New Brunswick Invasive Species Council (NBISC)
Over the last few months, the New Brunswick Invasive Species Council (NBISC) has been busy wrapping up community outreach and on-the-ground activities, which included participating in over 20 outreach events, completing eDNA sampling for Zebra Mussels, and hosting our first province-wide invasive species BioBlitz. In early November, we held our first in-person NB Invasive Species Summit, which featured a World Café with on-the-ground practitioners, a panel discussion with stakeholders on capacity building, and a field trip to Phragmites and Emerald Ash Borer infestations sites. The event was a huge success and was attended by over 50 government agencies, NGO organizations, and industry representatives.
Nova Scotia Invasive Species Council (NSISC)
This fall, the Nova Scotia Invasive Species Council (NSISC) received their mobile boat decontamination station from OZERO! This unit will clean boats entering Nova Scotia to prevent the introduction of invasive species such as Zebra Mussels into the province. It will also raise awareness of the CLEAN DRAIN DRY program. The NSISC would like to thank Fisheries and Oceans Canada, through the Aquatic Invasive Species Prevention Fund, who sponsored this project. If you want to learn about aquatic invasive species in Nova Scotia, the Nova Scotia Institute of Science is having an in-person and virtual lecture on December 4th. Click here to learn more»
The Northwest Territories (NWT) Council on Invasive Species, Pests, and Pathogens (CISPP)
The Northwest Territories (NWT) Council on Invasive Species, Pests, and Pathogens (CISPP) has moved into a “care and maintenance” mode. At the same time, it transitions away from anon-government, not-for-profit organization to an as-needed public-facing educational collective.
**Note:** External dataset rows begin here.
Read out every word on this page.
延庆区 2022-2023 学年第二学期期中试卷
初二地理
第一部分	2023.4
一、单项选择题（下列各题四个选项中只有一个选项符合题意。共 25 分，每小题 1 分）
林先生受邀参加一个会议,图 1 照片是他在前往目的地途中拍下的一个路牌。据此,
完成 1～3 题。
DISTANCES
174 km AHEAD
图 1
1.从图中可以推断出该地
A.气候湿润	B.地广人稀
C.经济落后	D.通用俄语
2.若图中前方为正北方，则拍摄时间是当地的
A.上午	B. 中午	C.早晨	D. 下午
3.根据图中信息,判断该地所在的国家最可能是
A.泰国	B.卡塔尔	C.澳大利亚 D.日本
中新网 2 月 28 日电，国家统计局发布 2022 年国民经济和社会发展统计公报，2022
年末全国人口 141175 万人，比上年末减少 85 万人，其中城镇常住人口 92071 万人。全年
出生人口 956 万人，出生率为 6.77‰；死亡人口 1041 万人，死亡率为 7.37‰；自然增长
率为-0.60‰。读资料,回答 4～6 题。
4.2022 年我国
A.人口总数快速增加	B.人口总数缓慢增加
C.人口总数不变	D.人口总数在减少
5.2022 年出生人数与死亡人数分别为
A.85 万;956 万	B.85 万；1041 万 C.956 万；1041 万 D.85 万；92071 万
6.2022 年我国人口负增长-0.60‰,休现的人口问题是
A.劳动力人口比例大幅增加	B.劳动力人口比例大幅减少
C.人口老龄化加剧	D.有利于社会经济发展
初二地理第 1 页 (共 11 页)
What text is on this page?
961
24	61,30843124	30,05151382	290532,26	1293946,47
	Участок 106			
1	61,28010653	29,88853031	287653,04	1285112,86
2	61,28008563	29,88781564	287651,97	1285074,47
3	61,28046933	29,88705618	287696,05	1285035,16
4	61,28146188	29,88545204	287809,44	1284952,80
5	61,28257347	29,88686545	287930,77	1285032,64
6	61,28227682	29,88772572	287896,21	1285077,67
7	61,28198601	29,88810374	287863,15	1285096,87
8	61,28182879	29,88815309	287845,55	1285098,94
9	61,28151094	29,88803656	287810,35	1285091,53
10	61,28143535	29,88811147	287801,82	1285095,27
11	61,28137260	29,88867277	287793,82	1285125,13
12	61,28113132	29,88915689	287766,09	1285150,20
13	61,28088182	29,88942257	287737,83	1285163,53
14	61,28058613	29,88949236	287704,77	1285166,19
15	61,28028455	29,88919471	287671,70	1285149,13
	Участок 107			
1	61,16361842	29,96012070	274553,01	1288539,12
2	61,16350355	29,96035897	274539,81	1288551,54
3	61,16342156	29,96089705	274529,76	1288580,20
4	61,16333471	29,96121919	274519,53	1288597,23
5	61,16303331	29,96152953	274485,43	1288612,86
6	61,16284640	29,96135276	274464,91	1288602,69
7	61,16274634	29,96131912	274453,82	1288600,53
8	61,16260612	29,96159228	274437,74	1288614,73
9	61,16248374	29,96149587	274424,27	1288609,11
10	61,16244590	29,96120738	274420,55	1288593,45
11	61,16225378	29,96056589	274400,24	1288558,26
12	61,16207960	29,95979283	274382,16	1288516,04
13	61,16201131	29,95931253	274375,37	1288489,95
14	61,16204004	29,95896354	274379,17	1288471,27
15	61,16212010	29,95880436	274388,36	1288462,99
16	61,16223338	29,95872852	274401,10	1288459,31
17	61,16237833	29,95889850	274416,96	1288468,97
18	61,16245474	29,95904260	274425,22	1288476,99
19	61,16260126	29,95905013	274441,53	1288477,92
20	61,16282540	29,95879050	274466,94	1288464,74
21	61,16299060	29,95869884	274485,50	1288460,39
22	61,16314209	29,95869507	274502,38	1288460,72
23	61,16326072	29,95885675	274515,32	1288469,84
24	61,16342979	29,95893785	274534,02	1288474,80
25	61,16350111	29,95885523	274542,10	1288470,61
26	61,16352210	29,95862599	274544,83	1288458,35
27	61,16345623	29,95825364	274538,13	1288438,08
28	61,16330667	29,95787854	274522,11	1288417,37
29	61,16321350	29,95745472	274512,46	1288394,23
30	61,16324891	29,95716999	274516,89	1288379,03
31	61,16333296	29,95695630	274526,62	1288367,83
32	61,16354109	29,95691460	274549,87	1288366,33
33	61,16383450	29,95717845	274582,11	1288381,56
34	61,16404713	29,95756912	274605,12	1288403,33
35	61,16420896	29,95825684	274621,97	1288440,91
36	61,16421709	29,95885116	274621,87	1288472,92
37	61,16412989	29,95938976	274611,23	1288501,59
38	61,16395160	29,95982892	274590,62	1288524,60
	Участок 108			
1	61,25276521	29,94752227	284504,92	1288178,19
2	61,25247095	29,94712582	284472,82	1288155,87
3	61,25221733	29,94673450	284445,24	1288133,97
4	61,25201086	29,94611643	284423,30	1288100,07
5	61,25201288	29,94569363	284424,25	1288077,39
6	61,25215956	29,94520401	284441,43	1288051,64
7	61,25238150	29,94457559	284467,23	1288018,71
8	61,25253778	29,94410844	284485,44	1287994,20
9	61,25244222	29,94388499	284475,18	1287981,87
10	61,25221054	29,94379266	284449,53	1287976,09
Future messaging from the CISPP will collaboratively come from the Government of the NWT and its co-management partners under settled land claim agreements. An extreme 2023 summer wildfire season has delayed many initiatives, including placing a self-directed watercraft decontamination station at the Alberta-NWT border. Plans for this high-pressure, high-temperature washer will resume soon, with hopeful deployment in the spring of 2024.
Yukon Invasive Species Council (YISC)
YISC had a successful summer season focused on community engagement and invasive weed pull events. This fall, we also transitioned our website to a more user-friendly design and ensured that all information was up to date. Additionally, we have increased our activity on social media, creating educational and engaging content to keep people interested and invested in invasive species topics within the territory, including monthly newsletters for our members. Finally, our goal for winter 2023-2024 is to create several courses aimed at the public, including the Spotters Network, Yukon Pollinators, and Aquatic Invasive Species.